Он упрямый человек, очень хочет, чтобы она училась, видит же, как обстоят дела, и всё равно гонит её в школу, а ещё две недели назад говорил с ней о поступлении в Лесгафта. Это глупо, девочка об этом, конечно, только мечтать может, в этом году она ни разу не делала уроков. Да и в прошлом почти не делала, скатилась уже ближе к двойкам. Она подумывает о том, что как только ей исполнится шестнадцать, а это уже через два месяца, ей придётся искать работу… Какая тут школа.
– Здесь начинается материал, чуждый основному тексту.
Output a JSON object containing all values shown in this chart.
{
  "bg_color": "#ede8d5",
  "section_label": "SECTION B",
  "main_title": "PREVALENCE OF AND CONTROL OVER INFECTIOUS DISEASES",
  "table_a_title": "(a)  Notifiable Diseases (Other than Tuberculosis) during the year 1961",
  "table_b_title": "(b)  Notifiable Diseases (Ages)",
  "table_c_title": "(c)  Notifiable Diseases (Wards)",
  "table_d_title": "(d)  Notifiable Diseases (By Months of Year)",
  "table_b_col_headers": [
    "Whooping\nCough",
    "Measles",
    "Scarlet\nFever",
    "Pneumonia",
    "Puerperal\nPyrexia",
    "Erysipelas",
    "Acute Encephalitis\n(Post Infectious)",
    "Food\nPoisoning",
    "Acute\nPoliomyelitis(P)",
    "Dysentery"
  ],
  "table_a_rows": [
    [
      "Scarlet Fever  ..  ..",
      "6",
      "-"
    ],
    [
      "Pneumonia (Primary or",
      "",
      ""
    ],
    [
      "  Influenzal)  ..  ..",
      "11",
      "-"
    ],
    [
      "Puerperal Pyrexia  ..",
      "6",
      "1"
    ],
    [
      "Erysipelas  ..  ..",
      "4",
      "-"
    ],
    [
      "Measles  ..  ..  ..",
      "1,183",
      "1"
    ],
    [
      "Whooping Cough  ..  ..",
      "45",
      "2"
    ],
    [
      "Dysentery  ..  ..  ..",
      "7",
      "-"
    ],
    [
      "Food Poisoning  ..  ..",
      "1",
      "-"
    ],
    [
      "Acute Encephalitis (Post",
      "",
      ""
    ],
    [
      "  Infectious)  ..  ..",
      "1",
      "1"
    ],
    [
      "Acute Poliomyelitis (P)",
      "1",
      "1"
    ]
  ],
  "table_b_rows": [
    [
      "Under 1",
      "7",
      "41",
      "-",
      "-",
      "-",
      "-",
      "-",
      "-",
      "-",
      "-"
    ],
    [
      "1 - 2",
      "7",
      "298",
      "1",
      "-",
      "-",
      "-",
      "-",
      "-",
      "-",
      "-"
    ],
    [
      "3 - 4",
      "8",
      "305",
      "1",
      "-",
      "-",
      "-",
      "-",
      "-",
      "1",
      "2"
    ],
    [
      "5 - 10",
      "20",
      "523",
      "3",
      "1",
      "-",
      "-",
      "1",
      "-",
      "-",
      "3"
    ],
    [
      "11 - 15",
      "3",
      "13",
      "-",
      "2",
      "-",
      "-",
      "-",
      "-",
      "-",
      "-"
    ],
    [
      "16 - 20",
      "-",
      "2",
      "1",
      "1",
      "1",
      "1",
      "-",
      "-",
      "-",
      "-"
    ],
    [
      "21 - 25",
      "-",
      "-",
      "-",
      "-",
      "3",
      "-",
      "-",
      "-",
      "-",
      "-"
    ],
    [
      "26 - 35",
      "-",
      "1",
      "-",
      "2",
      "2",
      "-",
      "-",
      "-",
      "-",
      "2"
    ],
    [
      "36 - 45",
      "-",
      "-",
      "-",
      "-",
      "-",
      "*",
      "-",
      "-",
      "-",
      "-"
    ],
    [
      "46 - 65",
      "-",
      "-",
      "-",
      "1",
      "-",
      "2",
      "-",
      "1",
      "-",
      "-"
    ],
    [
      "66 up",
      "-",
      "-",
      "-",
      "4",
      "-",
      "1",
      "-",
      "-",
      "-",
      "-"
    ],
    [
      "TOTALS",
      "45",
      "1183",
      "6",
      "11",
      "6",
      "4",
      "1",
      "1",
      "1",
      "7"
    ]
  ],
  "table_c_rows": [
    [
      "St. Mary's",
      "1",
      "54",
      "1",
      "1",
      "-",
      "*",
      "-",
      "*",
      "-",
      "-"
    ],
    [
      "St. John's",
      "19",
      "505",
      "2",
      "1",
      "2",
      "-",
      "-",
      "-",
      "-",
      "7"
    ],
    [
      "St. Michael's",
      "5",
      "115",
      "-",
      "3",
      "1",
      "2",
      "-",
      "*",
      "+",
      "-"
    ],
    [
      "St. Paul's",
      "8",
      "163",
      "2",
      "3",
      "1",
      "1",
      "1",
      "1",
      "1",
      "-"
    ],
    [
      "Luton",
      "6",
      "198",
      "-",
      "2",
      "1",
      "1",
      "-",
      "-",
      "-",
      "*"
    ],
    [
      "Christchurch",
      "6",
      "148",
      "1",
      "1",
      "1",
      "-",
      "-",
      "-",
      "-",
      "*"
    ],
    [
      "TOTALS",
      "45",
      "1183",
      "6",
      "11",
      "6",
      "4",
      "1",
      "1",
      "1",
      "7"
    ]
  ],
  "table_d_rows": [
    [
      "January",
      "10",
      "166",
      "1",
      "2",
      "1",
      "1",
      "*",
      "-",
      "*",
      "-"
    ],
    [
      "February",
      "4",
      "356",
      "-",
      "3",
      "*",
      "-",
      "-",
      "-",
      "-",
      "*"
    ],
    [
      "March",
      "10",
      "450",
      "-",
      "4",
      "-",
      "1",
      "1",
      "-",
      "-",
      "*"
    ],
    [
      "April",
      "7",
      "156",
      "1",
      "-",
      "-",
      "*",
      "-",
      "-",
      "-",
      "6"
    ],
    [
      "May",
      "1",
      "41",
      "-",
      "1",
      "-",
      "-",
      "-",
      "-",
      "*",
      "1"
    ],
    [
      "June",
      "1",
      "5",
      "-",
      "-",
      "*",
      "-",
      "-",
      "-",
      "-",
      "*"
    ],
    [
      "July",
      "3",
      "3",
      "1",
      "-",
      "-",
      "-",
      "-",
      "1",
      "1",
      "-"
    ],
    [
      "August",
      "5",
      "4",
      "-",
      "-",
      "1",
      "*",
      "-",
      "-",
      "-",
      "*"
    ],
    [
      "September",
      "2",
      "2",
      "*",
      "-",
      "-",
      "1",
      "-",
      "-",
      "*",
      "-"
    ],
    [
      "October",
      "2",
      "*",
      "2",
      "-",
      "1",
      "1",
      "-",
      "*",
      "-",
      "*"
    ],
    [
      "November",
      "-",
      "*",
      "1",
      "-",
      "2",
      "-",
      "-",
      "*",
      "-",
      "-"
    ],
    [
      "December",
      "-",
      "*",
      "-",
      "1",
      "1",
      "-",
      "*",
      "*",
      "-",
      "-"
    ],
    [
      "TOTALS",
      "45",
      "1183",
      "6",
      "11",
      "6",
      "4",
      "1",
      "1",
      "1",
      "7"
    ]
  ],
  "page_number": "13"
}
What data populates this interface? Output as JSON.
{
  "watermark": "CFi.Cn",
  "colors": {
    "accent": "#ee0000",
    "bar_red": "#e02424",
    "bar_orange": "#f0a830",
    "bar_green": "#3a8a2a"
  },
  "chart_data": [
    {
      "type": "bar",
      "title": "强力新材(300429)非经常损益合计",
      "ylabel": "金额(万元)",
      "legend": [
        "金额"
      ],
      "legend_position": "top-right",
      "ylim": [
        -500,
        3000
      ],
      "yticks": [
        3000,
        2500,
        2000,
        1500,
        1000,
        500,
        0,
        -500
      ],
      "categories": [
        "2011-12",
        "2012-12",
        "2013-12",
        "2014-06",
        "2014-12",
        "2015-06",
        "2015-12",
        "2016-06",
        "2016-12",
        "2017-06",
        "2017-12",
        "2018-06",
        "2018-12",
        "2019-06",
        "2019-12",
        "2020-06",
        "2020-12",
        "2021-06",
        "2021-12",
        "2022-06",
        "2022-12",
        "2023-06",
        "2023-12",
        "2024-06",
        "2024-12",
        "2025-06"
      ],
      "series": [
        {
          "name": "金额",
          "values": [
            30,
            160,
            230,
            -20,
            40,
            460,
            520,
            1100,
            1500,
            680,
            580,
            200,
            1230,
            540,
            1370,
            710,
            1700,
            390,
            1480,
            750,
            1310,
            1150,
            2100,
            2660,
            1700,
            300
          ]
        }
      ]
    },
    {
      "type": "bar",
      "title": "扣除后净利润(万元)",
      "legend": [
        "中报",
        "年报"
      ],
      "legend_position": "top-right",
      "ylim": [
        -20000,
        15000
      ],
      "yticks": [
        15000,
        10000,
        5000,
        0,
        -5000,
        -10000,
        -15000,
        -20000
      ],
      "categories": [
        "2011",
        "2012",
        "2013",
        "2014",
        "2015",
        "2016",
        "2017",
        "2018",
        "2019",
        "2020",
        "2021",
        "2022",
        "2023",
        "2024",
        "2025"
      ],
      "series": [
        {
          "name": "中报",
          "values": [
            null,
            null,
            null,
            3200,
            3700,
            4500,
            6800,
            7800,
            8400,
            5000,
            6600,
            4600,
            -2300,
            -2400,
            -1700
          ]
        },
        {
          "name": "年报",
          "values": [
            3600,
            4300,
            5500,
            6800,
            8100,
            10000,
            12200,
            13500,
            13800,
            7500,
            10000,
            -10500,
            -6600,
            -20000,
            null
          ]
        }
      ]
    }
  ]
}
– Ладно, папа, – говорит Светлана, идёт в свою комнату и поднимает с пола у кровати почти невесомый рюкзак. Учебников там нет, там всего две тетради да пенал со старыми изгрызенными ручками. Заглядывает в комнату. – Я пошла.

– Иди, – делает рукой знак, который делал ещё до беды, когда хотел её подбодрить на соревнованиях. В те далёкие и счастливые времена, когда она ещё на них выступала.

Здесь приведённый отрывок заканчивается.